Department of Laboratory Diagnostics and Clinical Immunology of Developmental Age, Medical University of Warsaw, Warsaw, Poland.
Department of Pediatric Hematology and Oncology, Medical University of Warsaw, Warsaw, Poland.
Cytometry B Clin Cytom. 2018 Jan;94(1):189-195. doi: 10.1002/cyto.b.21511. Epub 2017 Feb 1.
Osmotic fragility test (OFT) is widely considered as a sensitive indicator of red blood cells' sensitivity to the hypotonic solution. It is often used as a screening test for the diagnosis of hereditary spherocytosis (HS). Nowadays, the osmotic fragility test based on flow cytometric analysis (FCM OF) is widely used in laboratory practice. The purpose of this study was to optimize the assay sensitivity and to validate its clinical application in the diagnostic screening of childhood anemias.
The study was conducted on 175 children suffering from various types of anemia (including 30 children with proven hereditary spherocytosis, HS) and 16 healthy subjects. All children were aged between 3 months and 17 years, including 94 boys and 97 girls. FCM OF was performed on every subject according to two different analysis time patterns (hemolysis was analyzed for 214 or 300 s) using Cytomics FC500 flow cytometer.
Significant higher sensitivity was demonstrated by the tests carried out according to the longer analysis time pattern (90.0 vs. 83.33%). The level of specificity of both the analysis patterns was similar. When an extended analysis time was used, the percentage of red cell survival levels in HS patients were significantly lowered compared to the same cases analyzed with shorter incubation times and all other non-HS anemic cases (9.31 ± 4.69 vs. 35.59 ± 15.30%, P < 0.05).
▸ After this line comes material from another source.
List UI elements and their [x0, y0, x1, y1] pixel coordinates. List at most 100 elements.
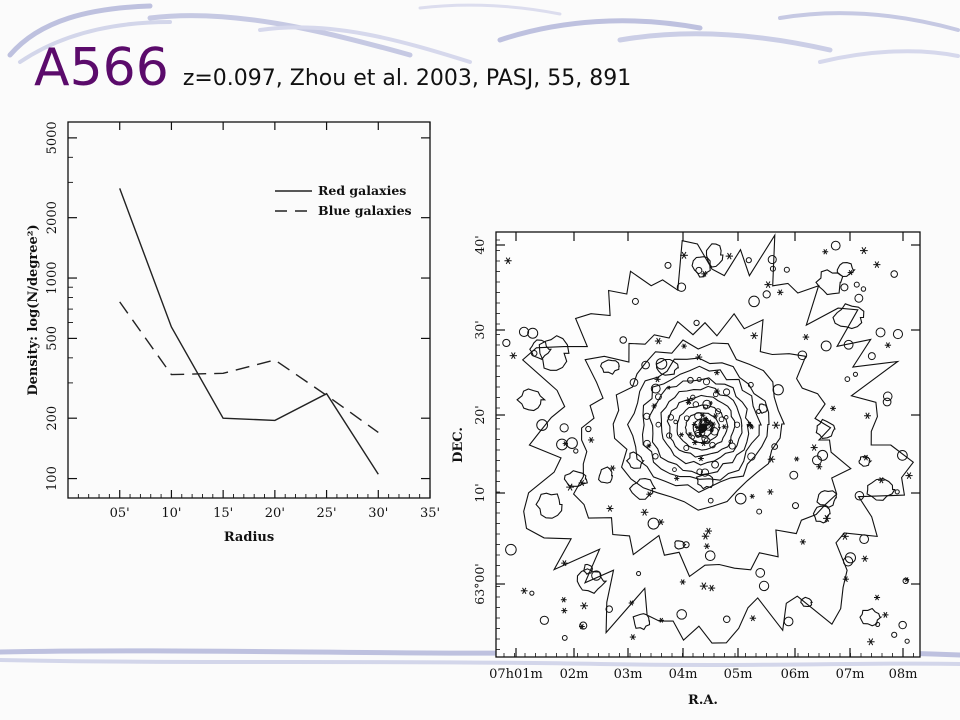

During the shorter analysis time, the values obtained were 13.76 ± 7.92% for HS and 48.18 ± 19.04% for non-HS, P < 0.0001. The 300-s test is very useful in distinguishing thalassemia patients from patients with other types of anemias (94.74% sensitivity and 90.12% specificity) and provided the values of remaining red blood cells as 70.46 ± 12.29% for thalassemia and 27.16 ± 13.01% for nonthalassemia subjects, P < 0.0001.
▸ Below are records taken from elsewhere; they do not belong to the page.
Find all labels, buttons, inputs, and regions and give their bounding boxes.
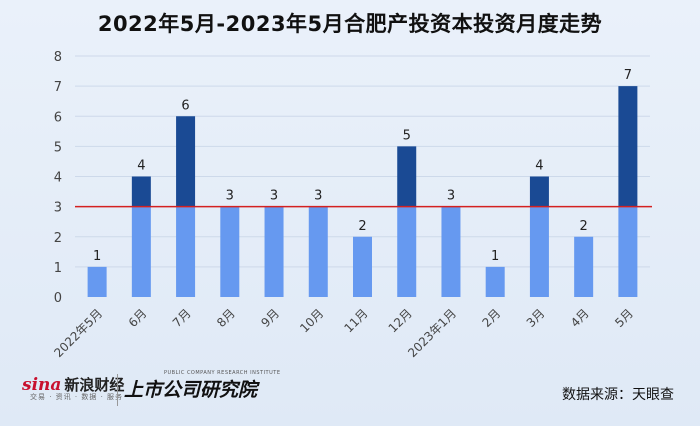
x-tick-label: 11月 [341,306,370,335]
sina-tagline: 交易 · 资讯 · 数据 · 服务 [30,393,124,401]
bar-above-reference [397,146,417,207]
x-tick-label: 2023年1月 [405,306,459,360]
bar [441,206,461,297]
bar-above-reference [618,86,638,207]
data-label: 2 [580,219,588,234]
x-tick-label: 2022年5月 [51,306,105,360]
x-tick-label: 4月 [568,306,592,330]
y-tick-label: 7 [54,80,62,95]
bar [529,206,549,297]
research-institute-logo: PUBLIC COMPANY RESEARCH INSTITUTE 上市公司研究… [124,370,280,402]
bar [176,206,196,297]
bar-chart: 01234567812022年5月46月67月38月39月310月211月512… [51,50,652,360]
sina-finance-logo: sina 新浪财经 [22,374,124,395]
bar [87,266,107,297]
x-tick-label: 7月 [170,306,194,330]
x-tick-label: 9月 [258,306,282,330]
bar [353,236,372,297]
footer: sina 新浪财经 交易 · 资讯 · 数据 · 服务 PUBLIC COMPAN… [0,368,700,426]
y-tick-label: 3 [54,201,62,216]
chart-title: 2022年5月-2023年5月合肥产投资本投资月度走势 [97,12,603,36]
y-tick-label: 4 [54,171,62,186]
bar [308,206,328,297]
y-tick-label: 1 [54,261,62,276]
sina-logo-word: sina [22,375,62,395]
data-label: 4 [535,159,543,174]
bar [618,206,638,297]
bar [220,206,240,297]
data-source: 数据来源：天眼查 [562,387,674,403]
bar [574,236,594,297]
logo-divider [117,374,118,406]
data-label: 4 [137,159,145,174]
data-label: 1 [93,249,101,264]
data-label: 3 [226,189,234,204]
y-tick-label: 5 [54,140,62,155]
institute-chinese-name: 上市公司研究院 [124,379,258,401]
bar [264,206,284,297]
y-tick-label: 6 [54,110,62,125]
bar-above-reference [176,116,196,207]
data-label: 6 [181,98,189,113]
x-tick-label: 2月 [480,306,504,330]
bar-above-reference [529,176,549,207]
x-tick-label: 12月 [386,306,415,335]
data-label: 7 [624,68,632,83]
data-label: 3 [270,189,278,204]
data-label: 3 [447,189,455,204]
bar [485,266,505,297]
data-label: 1 [491,249,499,264]
x-tick-label: 5月 [612,306,636,330]
x-tick-label: 8月 [214,306,238,330]
bar [131,206,151,297]
sina-finance-name: 新浪财经 [64,376,125,394]
y-tick-label: 0 [54,291,62,306]
bar [397,206,417,297]
x-tick-label: 10月 [297,306,326,335]
data-label: 2 [358,219,366,234]
institute-english-name: PUBLIC COMPANY RESEARCH INSTITUTE [164,370,281,376]
data-label: 3 [314,189,322,204]
x-tick-label: 3月 [524,306,548,330]
y-tick-label: 2 [54,231,62,246]
bar-above-reference [131,176,151,207]
x-tick-label: 6月 [126,306,150,330]
y-tick-label: 8 [54,50,62,65]
data-label: 5 [403,128,411,143]
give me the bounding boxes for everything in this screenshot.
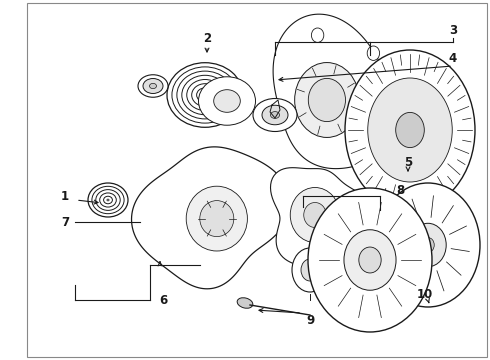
Ellipse shape: [304, 202, 326, 228]
Ellipse shape: [396, 112, 424, 148]
Ellipse shape: [203, 93, 207, 97]
Polygon shape: [131, 147, 290, 289]
Ellipse shape: [410, 223, 446, 267]
Polygon shape: [270, 168, 370, 269]
Ellipse shape: [367, 46, 380, 60]
Ellipse shape: [308, 188, 432, 332]
Text: 8: 8: [396, 184, 404, 197]
Ellipse shape: [312, 28, 324, 42]
Ellipse shape: [294, 63, 359, 138]
Ellipse shape: [262, 105, 288, 125]
Ellipse shape: [368, 78, 452, 182]
Ellipse shape: [88, 183, 128, 217]
Ellipse shape: [198, 77, 255, 125]
Ellipse shape: [186, 186, 247, 251]
Text: 9: 9: [306, 314, 314, 327]
Text: 1: 1: [61, 190, 69, 203]
Ellipse shape: [237, 298, 253, 308]
Ellipse shape: [292, 248, 328, 292]
Ellipse shape: [344, 230, 396, 290]
Text: 3: 3: [449, 23, 457, 36]
Text: 2: 2: [203, 31, 211, 45]
Ellipse shape: [253, 99, 297, 131]
Ellipse shape: [149, 84, 156, 89]
Text: 6: 6: [159, 293, 167, 306]
Text: 10: 10: [417, 288, 433, 302]
Ellipse shape: [359, 247, 381, 273]
Ellipse shape: [308, 78, 345, 122]
Ellipse shape: [138, 75, 168, 97]
Ellipse shape: [301, 259, 319, 281]
Ellipse shape: [270, 112, 280, 118]
Ellipse shape: [143, 78, 163, 94]
Ellipse shape: [290, 188, 340, 243]
Text: 5: 5: [404, 156, 412, 168]
Ellipse shape: [345, 50, 475, 210]
Ellipse shape: [214, 90, 240, 112]
Polygon shape: [273, 14, 406, 168]
Ellipse shape: [200, 201, 234, 237]
Text: 4: 4: [449, 51, 457, 64]
Ellipse shape: [376, 183, 480, 307]
Ellipse shape: [167, 63, 243, 127]
Ellipse shape: [107, 199, 109, 201]
Ellipse shape: [422, 238, 434, 252]
Text: 7: 7: [61, 216, 69, 229]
Flow cytometric osmotic fragility test with a longer (300-s) analysis time demonstrated an increased sensitivity in detecting HS in anemic children. © 2017 International Clinical Cytometry Society.
渗透脆性试验(OFT)被广泛认为是红细胞对低渗溶液敏感性的敏感指标。它通常用作遗传性球形红细胞增多症(HS)诊断的筛选试验。如今,基于流式细胞术分析的渗透脆性试验(FCM OF)已广泛应用于实验室实践。本研究旨在优化检测敏感性,并验证其在儿童贫血症诊断筛查中的临床应用。
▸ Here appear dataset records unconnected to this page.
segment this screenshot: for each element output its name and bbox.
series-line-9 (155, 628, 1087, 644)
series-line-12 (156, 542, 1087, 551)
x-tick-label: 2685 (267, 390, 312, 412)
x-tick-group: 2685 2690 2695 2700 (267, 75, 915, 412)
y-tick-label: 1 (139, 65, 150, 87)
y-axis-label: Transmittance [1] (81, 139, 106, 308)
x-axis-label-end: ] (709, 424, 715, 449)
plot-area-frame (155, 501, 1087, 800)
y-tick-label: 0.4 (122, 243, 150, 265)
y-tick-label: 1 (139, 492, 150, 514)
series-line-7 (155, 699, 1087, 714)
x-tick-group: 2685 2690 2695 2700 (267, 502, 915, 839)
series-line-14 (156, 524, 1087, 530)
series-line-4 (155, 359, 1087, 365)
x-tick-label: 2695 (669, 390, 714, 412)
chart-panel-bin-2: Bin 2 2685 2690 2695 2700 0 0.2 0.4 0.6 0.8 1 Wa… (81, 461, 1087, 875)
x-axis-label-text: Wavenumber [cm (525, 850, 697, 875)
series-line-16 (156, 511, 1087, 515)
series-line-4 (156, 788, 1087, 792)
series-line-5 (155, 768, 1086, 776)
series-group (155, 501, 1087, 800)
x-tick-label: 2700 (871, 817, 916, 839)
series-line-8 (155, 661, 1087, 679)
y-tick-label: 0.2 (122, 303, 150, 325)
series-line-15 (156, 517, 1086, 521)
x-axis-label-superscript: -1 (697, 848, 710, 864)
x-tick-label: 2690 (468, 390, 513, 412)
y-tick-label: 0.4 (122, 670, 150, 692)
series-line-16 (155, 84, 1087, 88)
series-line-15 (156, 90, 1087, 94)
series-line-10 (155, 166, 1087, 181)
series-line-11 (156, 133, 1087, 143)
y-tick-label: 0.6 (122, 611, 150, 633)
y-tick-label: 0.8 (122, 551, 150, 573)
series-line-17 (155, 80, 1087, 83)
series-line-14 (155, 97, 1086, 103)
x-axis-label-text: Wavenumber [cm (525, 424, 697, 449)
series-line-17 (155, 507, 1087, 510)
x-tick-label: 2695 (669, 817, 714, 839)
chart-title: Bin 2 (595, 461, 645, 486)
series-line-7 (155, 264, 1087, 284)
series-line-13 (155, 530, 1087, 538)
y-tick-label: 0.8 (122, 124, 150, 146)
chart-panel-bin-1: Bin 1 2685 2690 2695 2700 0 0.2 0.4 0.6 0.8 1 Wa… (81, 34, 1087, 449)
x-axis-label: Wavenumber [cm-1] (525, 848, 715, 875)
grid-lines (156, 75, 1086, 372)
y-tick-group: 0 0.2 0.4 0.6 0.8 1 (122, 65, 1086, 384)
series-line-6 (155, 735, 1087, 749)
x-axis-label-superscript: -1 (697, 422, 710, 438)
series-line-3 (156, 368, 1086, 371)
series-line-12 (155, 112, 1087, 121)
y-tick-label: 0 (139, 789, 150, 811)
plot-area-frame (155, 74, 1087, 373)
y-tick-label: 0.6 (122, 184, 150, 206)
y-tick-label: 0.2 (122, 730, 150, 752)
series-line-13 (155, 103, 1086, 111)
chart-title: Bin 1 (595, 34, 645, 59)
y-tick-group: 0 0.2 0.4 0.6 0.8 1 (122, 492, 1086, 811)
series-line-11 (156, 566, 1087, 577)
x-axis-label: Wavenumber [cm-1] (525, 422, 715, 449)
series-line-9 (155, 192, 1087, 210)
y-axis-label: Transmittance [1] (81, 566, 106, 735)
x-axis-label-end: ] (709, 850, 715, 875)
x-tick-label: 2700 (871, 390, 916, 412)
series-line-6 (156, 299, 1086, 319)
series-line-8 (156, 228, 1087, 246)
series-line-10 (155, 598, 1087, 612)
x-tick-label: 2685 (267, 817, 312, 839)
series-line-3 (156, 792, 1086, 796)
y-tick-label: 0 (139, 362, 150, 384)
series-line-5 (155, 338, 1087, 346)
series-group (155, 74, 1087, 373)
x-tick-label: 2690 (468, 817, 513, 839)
本研究共纳入 175 名患有各种类型贫血的儿童(包括 30 名遗传性球形红细胞增多症患儿,HS)和 16 名健康受试者。所有儿童年龄在 3 个月至 17 岁之间,包括 94 名男孩和 97 名女孩。使用 Cytomics FC500 流式细胞仪,对每位受试者进行两种不同的分析时间模式(溶血分析 214 或 300 s)的 FCM OF。
采用较长分析时间模式进行的检测显示出更高的灵敏度(90.0%对 83.33%)。两种分析模式的特异性水平相似。当使用扩展的分析时间时,HS 患者的红细胞存活率水平明显低于使用较短孵育时间和所有其他非 HS 贫血病例的水平(9.31±4.69%对 35.59±15.30%,P<0.05)。在较短的分析时间内,HS 患者的检测值为 13.76±7.92%,非 HS 患者的检测值为 48.18±19.04%,P<0.0001。300 s 检测在区分地中海贫血患者和其他类型贫血患者方面非常有用(敏感性 94.74%,特异性 90.12%),并提供了地中海贫血患者的剩余红细胞值为 70.46±12.29%,非地中海贫血患者的剩余红细胞值为 27.16±13.01%,P<0.0001。
流式细胞术渗透脆性试验,采用较长(300 s)分析时间,可提高对贫血儿童 HS 的检测灵敏度。 © 2017 年国际临床细胞学会。